But even then Wandel wouldn't let him go, and the music had stopped again, and only the undefinable shadows of women's voices reached him. He tried to shake off Wandel who had followed him to the hall. He couldn't wait. He had to enter that moving, chattering crowd to find out what Sylvia had decided.

"Go downstairs, great man," Wandel was whispering, "get a cab, and wait in it at the door, so that you will be handy when I bring the infant Bacchus out."

"I'd rather not," George said, impatiently. "Someone else will do."

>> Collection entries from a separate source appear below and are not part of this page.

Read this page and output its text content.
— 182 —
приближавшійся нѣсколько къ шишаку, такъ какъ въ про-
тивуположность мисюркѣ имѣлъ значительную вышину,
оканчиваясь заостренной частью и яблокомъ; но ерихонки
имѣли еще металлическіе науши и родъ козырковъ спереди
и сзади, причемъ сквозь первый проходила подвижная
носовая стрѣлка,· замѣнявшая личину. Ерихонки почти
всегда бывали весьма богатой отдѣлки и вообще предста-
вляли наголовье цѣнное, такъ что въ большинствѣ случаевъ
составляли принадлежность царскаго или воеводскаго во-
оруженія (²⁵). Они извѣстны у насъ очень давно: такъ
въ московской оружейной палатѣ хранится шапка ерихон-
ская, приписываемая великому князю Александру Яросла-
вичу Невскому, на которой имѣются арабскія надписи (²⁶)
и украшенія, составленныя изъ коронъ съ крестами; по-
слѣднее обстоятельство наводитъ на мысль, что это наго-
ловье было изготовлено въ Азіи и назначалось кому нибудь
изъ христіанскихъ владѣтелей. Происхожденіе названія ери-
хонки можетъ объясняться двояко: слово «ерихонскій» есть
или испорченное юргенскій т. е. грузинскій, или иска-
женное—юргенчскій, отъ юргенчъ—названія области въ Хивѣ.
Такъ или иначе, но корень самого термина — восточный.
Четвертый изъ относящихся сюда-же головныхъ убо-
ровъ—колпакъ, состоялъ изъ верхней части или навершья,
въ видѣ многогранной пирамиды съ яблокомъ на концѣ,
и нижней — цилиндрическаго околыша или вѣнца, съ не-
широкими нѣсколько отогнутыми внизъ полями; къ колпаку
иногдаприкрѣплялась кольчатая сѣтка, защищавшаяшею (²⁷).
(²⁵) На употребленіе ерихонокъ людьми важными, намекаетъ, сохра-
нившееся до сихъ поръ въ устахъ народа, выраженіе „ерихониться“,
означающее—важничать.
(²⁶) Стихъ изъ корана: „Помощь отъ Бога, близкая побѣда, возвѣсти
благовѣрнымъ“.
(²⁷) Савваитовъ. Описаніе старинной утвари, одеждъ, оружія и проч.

"By no means. Expediency, my dear friend, and the general welfare. Hercules for little Bacchus."

He couldn't refuse. Wandel and Goodhue, and, for that matter all of Dalrymple's friends, those girls in there, depended on him; yet he knew it was a bad business for him and for Dalrymple; and he wanted above all other things to pass for a moment through that brilliant screen that moved perpetually between him and Sylvia.

He waited in the shadows of the cab until Dalrymple and Wandel left the building. Wandel motioned the other into the cab. Dalrymple obeyed, willingly enough, swinging his stick, and humming off the key. Probably Wandel's diplomacy. Wandel jumped in, called an address to the driver, and slammed the door.

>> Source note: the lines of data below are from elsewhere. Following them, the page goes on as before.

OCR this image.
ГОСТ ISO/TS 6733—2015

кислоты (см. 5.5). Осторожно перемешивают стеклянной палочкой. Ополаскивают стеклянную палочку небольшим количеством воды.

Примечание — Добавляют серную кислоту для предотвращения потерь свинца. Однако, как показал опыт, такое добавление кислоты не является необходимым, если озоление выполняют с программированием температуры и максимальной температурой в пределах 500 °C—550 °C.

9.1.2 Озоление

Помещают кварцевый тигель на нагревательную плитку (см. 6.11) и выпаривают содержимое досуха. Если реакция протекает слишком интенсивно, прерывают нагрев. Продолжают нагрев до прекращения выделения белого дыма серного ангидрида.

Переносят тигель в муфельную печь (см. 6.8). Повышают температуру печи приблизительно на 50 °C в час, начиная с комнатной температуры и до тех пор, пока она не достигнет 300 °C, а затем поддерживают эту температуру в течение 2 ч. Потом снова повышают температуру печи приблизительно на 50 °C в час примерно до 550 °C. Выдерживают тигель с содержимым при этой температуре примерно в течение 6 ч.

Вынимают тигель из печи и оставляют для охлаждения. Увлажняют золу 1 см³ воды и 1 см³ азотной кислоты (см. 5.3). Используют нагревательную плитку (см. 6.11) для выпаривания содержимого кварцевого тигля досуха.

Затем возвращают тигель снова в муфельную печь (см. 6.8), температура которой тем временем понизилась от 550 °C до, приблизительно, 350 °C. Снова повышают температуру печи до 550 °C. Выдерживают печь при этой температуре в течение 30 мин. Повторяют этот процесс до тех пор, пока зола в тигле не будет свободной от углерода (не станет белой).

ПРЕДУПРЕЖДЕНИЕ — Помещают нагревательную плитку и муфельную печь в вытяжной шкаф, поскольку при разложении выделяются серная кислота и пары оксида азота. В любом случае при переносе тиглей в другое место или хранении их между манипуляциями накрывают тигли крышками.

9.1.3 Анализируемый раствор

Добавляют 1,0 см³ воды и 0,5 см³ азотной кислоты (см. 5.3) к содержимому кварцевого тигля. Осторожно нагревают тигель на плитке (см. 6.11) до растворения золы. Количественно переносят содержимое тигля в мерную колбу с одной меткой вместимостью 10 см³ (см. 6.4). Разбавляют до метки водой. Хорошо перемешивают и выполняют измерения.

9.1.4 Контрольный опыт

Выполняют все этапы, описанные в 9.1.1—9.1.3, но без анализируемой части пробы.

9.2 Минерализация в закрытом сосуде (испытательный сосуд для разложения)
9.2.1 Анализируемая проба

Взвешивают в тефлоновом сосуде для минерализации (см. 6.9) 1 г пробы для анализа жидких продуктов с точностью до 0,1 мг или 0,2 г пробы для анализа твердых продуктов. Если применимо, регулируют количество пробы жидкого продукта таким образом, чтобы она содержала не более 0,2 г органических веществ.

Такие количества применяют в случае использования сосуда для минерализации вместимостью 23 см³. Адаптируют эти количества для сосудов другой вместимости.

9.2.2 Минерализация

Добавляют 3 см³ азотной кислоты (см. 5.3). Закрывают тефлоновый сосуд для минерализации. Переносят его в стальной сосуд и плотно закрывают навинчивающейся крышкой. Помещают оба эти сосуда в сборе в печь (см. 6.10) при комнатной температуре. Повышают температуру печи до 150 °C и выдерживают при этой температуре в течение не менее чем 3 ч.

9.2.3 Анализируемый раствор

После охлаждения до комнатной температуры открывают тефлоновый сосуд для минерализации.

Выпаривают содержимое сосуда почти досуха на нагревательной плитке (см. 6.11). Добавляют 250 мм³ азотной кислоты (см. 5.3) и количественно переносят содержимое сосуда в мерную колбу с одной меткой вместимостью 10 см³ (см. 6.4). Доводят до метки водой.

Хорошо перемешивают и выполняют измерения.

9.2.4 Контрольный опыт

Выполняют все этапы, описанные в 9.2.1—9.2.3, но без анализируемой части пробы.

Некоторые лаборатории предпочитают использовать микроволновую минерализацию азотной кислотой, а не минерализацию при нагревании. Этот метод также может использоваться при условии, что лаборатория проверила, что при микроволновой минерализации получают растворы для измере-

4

"Where are you taking him?" George asked.

For the first time Dalrymple seemed to realize who the silent man in the shadows was.

"I'm not going on any party with Morton," he said, sullenly.

"You can go to the devil," Wandel said, pleasantly, "as long as you keep away from decent people until you're decent yourself."

"No," George said. "He's going home or I have nothing more to do with it."

"Perhaps you're right," Wandel agreed, "but you can fancy I had to offer him something better than that to get him out."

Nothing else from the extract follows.